Oftentimes, I feel as though I am juggling an excessively large plate overflowing with schoolwork, friendships, commitments and more. As college students, this is relatively normal, as we are preoccupied with assessing our past, present and future at one time. Now, finals are approaching, it’s getting nice outside and we have spent the entire semester in a tightly bound routine comprised of five elements: think, eat, sleep, work and celebrate.

In college, a time of pressure, it is easy to get overwhelmed. Feelings of stress and conflicts with friends, family and roommates are anything but foreign. Pressure and stresses loom from any direction. At times, our innermost and most delicate issues haunt us, disrupting life’s charm.

To verbalize our feelings, emotions and concepts eases the difficulties and burdens. To find a friend or an alternative supportive measure brings comfort. Humans are innately drawn toward expressing our troubles through introspective thoughts and verbalizing our reflections.

Talking to someone – that could be the solution to balancing all that life tosses in our path. A supportive shoulder, a kind ear, an outside perspective can grant the relief or boost from whatever consumes our minds.

A genuine resource exists within our campus community. That resource, a completely confidential and student-run organization, embraces the call for help on any occasion. The HELP Center, a peer counseling and crisis intervention hotline, has been student-run for more than 30 years and strives on confidentiality, tolerance and peer perspectives.

Whether a caller needs to dispatch any stresses or consuming thoughts, seeks resources or aid in trying moments or just needs to let the mind talk, HELP Center counselors are trained to address any issue, whether big or small, crisis or not.

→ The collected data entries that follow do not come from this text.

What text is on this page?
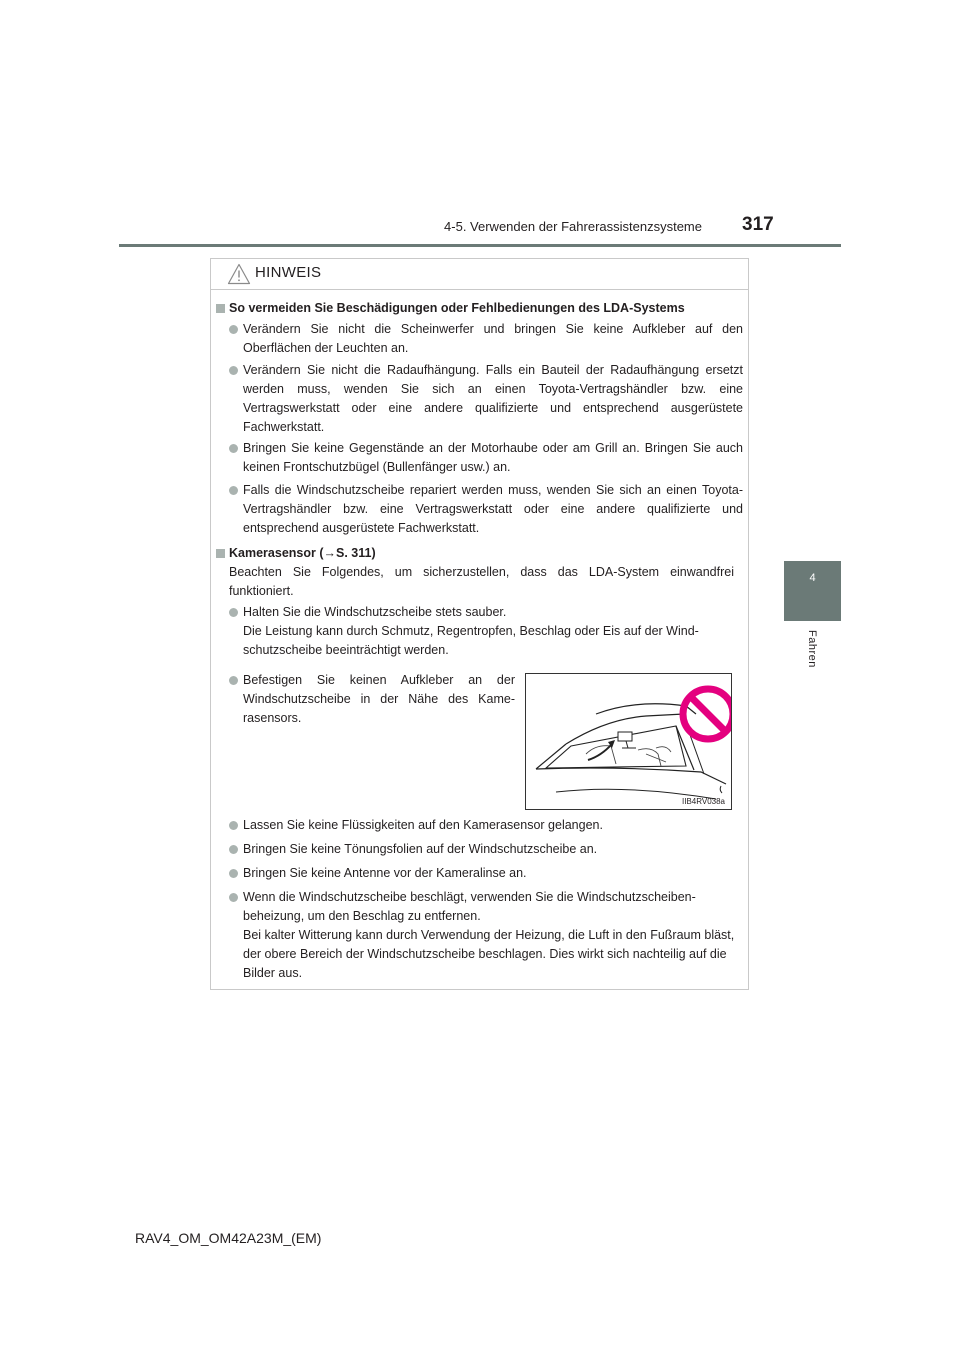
4-5. Verwenden der Fahrerassistenzsysteme 317
4
Fahren
HINWEIS
So vermeiden Sie Beschädigungen oder Fehlbedienungen des LDA-Systems
Verändern Sie nicht die Scheinwerfer und bringen Sie keine Aufkleber auf den Oberflächen der Leuchten an.
Verändern Sie nicht die Radaufhängung. Falls ein Bauteil der Radaufhängung ersetzt werden muss, wenden Sie sich an einen Toyota-Vertragshändler bzw. eine Vertragswerkstatt oder eine andere qualifizierte und entsprechend ausgerüstete Fachwerkstatt.
Bringen Sie keine Gegenstände an der Motorhaube oder am Grill an. Bringen Sie auch keinen Frontschutzbügel (Bullenfänger usw.) an.
Falls die Windschutzscheibe repariert werden muss, wenden Sie sich an einen Toyota-Vertragshändler bzw. eine Vertragswerkstatt oder eine andere qualifizierte und entsprechend ausgerüstete Fachwerkstatt.
Kamerasensor (→S. 311)
Beachten Sie Folgendes, um sicherzustellen, dass das LDA-System einwandfrei funktioniert.
Halten Sie die Windschutzscheibe stets sauber.
Die Leistung kann durch Schmutz, Regentropfen, Beschlag oder Eis auf der Windschutzscheibe beeinträchtigt werden.
Befestigen Sie keinen Aufkleber an der Windschutzscheibe in der Nähe des Kamerasensors.
IIB4RV038a
Lassen Sie keine Flüssigkeiten auf den Kamerasensor gelangen.
Bringen Sie keine Tönungsfolien auf der Windschutzscheibe an.
Bringen Sie keine Antenne vor der Kameralinse an.
Wenn die Windschutzscheibe beschlägt, verwenden Sie die Windschutzscheibenbeheizung, um den Beschlag zu entfernen.
Bei kalter Witterung kann durch Verwendung der Heizung, die Luft in den Fußraum bläst, der obere Bereich der Windschutzscheibe beschlagen. Dies wirkt sich nachteilig auf die Bilder aus.
RAV4_OM_OM42A23M_(EM)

With extensive resources at our disposal, HELP Center volunteers are a tremendously supportive and dedicated assemblage of students who care about talking to you. It’s hard to open up to a stranger, yes, but a peer can earnestly care for your feelings, comfort and welfare. On a call, there is no pressure or making of judgments, just a counselor who wants to hear what the caller has to share.

The counselors at HELP Center are volunteers who juggle school and life’s issues, too. Volunteers go through comprehensive training because they must feel the concern and desire to serve their peers during weighty moments.

I hold the utmost confidence in this comforting and trusting peer resource. As volunteers, we are trained to listen to you and dedicated to providing this wonderful service to our peers.

The HELP Center’s services are geared toward the caller and the peer community. Volunteers maintain anonymity while providing a personal touch through the phone. All services are free. The caller drives the call, not the HELP Center representative.

Counselors are available by phone at (301) 314-HELP. Walk-in counseling and free pregnancy testing are also available. The HELP Center’s hours are 2 p.m. to 2 a.m. Monday through Thursday, 2 p.m. to 10 p.m. Friday and 4 p.m. to midnight Saturdays and Sundays.

On behalf of the HELP Center volunteers, I sincerely wish you all the best of luck on final exams and upcoming events and hope you have an enjoyable and relaxing summer.